In a crucial concession to companies, though, the extrapolat­ion will only apply to audits of payments from 2018 and later. The Centres for Medicare and Medicaid Services (CMS) is still finalising audits as far back as 2011.

For those earlier years, the government will recover payments only for those patient records it reviews directly, dramatical­ly limiting the impact to industry.

Insurers would owe Us$683mil (Rm2.91bil) in overpaymen­ts for the 2011 to 2013 period if the agency extrapolat­ed findings from those audits, but CMS “will not exercise our authority to seek” those recoveries, the agency said in the regulation.

Instead, it will recover merely Us$8mil (Rm34mil) a year on average for that period – less than the cost to taxpayers of performing the reviews. The decision made the financial impact “negligible” for that period, analysts led by Whit Mayo of SVB Securities Research wrote.

Without the extrapolat­ion, Humana chief financial officer Susan Diamond said the audits’ impact for those years would be immaterial.

The regulation will have more teeth starting with audits for 2018, when CMS expects to get back about Us$479mil (Rm2bil) annually. The government won’t begin to collect on the bulk of those recoveries until 2025.

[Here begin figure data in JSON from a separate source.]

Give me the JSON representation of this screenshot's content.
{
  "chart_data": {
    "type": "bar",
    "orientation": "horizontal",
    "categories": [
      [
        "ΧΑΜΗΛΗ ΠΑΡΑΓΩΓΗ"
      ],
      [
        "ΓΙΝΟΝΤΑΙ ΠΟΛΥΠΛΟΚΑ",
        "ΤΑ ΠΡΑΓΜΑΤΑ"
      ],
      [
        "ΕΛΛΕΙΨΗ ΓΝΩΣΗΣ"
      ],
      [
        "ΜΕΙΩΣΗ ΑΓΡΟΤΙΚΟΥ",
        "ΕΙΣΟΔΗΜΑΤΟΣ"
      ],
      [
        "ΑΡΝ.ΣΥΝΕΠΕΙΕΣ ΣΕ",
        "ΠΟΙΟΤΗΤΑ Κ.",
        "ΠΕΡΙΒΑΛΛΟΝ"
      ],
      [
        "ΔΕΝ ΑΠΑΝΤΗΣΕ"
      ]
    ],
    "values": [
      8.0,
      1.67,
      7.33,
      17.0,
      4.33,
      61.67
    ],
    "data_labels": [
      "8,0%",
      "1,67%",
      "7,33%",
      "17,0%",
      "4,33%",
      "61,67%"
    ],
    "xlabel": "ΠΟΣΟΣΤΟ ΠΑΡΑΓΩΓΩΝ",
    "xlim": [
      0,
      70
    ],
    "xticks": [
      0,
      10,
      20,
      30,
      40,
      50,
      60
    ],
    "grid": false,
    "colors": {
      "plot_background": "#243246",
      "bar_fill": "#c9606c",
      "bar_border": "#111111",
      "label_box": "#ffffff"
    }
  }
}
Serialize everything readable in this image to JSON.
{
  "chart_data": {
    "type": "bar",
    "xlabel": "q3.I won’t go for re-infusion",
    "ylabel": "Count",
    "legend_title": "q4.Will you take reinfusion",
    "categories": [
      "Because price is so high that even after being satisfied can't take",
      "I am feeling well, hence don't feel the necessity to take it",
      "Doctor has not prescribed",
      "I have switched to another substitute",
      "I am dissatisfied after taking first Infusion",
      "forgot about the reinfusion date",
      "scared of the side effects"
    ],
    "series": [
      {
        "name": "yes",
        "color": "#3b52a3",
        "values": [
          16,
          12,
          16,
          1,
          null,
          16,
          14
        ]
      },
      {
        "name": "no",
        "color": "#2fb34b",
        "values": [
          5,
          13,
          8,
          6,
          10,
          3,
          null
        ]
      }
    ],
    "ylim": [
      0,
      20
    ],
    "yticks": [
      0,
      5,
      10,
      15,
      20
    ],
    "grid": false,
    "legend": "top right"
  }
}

Even with the extrapolat­ions, the dollars at stake represent just 0.2% of Medicare Advantage’s total payments. It could be just a 1% to 2% drag on Humana’s earnings in 2025, according to SVB’S Mayo, and effect other insurers that are more diversifie­d even less.

By some estimates, the government is allowing insurers to keep billions in improper payments. It hasn’t collected any money from the Medicare Advantage audit process since reviews of the 2007 payments.

The Medicare Payment Advisory Commission, which counsels Congress, estimates that the way private plans bill for patient illnesses inflated payments by Us$91bil (Rm388bil) since 2007.

Outside of the audit process, CMS can reduce Medicare Advantage payments to adjust for this, but so far it’s only applied the minimum adjustment required by Congress.

“Given the financial status of the Medicare programme, it is imperative that CMS act now to fully account for the impact” of plans’ approach to billing for patient illnesses, MEDPAC said in a letter to the agency last year.

HHS declined to say whether the agency would change the adjustment.

“We’re taking a close look at how the Medicare programme operates,” Becerra said in a call with reporters Monday, “to make sure that taxpayers are getting what they expect.”